Descruzó las piernas. Apoyó las manos en el borde de la banca. Se quedó pensativa, viendo las puntas de sus pies entrechocarse; presionaba la una contra la otra como narices de ornitorrincos.
Esperé su respuesta, o algo más, quizás un beso atrabancado o un «te amo, Raymundo». No hubo nada. Silencio en el cual di vueltas. Imaginé las escaleras de un edificio, escalones de indiferencia que ni la validación de cien novias de preparatoria me hubiera ayudado a recorrer hacia arriba, a la azotea, y por fin al cielo. Al término, más bien abajo, en el sótano, se había metido la lluvia y enlodado el piso. El mundo por lo regular me decepciona. Descubro que únicamente en el interior de mí mismo existe ese confort que no encuentro en sitio alguno. Así me transformé en el ogro malhumorado y solitario que veo en el espejo. Me imagino sentado en el césped con las piernas en flor de loto, tupido de pelo grasiento y cuernos torcidos como ramas de cerezo, con una margarita blanca empuñada por el tallo, inspirando profundamente, con los ojos entrecerrados a la espera de nada.

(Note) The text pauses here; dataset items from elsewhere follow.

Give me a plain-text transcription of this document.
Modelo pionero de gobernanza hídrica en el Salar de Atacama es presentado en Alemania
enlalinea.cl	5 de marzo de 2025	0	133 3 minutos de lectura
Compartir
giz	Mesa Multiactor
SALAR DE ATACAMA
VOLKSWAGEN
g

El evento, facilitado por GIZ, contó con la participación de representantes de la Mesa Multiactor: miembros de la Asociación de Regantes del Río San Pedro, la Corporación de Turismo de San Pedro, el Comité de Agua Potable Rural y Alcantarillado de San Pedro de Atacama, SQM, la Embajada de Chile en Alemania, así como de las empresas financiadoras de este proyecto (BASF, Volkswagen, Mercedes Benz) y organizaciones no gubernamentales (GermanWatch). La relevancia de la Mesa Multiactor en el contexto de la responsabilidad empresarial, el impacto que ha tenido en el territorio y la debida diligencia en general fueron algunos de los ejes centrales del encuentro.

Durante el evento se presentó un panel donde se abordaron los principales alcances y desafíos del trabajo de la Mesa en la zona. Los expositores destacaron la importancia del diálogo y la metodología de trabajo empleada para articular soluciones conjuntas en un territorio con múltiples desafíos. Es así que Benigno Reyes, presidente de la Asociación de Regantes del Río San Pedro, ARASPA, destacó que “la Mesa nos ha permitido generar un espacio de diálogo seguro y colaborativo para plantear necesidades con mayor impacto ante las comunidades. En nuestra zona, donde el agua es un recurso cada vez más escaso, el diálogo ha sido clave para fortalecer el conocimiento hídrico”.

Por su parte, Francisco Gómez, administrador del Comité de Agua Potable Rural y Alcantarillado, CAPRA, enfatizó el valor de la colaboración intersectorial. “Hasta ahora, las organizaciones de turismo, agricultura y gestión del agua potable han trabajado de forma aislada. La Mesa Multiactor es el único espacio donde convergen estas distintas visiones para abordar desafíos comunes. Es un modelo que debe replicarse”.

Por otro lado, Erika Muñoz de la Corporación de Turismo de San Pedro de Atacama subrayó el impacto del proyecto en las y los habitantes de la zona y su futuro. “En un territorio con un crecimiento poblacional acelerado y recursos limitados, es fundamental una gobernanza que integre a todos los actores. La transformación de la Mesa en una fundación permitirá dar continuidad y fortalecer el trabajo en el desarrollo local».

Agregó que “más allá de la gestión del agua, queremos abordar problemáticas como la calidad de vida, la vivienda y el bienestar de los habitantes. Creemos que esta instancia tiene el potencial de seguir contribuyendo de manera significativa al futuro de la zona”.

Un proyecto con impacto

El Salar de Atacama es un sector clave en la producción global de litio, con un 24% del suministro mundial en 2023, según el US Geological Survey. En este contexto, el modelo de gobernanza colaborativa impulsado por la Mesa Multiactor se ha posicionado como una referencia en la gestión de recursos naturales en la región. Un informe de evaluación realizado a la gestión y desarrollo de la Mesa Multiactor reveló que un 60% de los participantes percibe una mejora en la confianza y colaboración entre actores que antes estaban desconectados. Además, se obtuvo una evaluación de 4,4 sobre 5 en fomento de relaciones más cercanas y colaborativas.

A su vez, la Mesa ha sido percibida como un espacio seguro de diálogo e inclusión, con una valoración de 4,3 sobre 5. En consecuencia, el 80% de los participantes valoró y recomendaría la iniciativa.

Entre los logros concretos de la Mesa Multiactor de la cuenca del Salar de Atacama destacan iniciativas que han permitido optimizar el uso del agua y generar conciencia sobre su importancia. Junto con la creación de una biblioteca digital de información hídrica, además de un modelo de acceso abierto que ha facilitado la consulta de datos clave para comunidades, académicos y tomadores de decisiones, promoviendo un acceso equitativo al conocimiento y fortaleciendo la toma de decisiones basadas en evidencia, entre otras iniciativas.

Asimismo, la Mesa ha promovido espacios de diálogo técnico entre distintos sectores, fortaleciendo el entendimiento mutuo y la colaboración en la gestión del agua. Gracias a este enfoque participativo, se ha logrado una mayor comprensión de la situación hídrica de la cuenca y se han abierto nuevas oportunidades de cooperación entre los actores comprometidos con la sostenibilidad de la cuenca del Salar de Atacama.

Aquella tarde acompañé a Yésica a su casa y la besé, despidiéndome. Jamás volvió a comentarme nada sobre aquella carta y, más bien poco después, con uno de esos pretextos de cuando eres joven y ningún ligue vale tanto como para sacrificar los otros que puedas tener, me terminó con estas palabras:
—Ash, Raymundo, ¡mírate la playera! Te salpicaste el queso de las papas a la francesa. ¡Me choca que comas tan feo!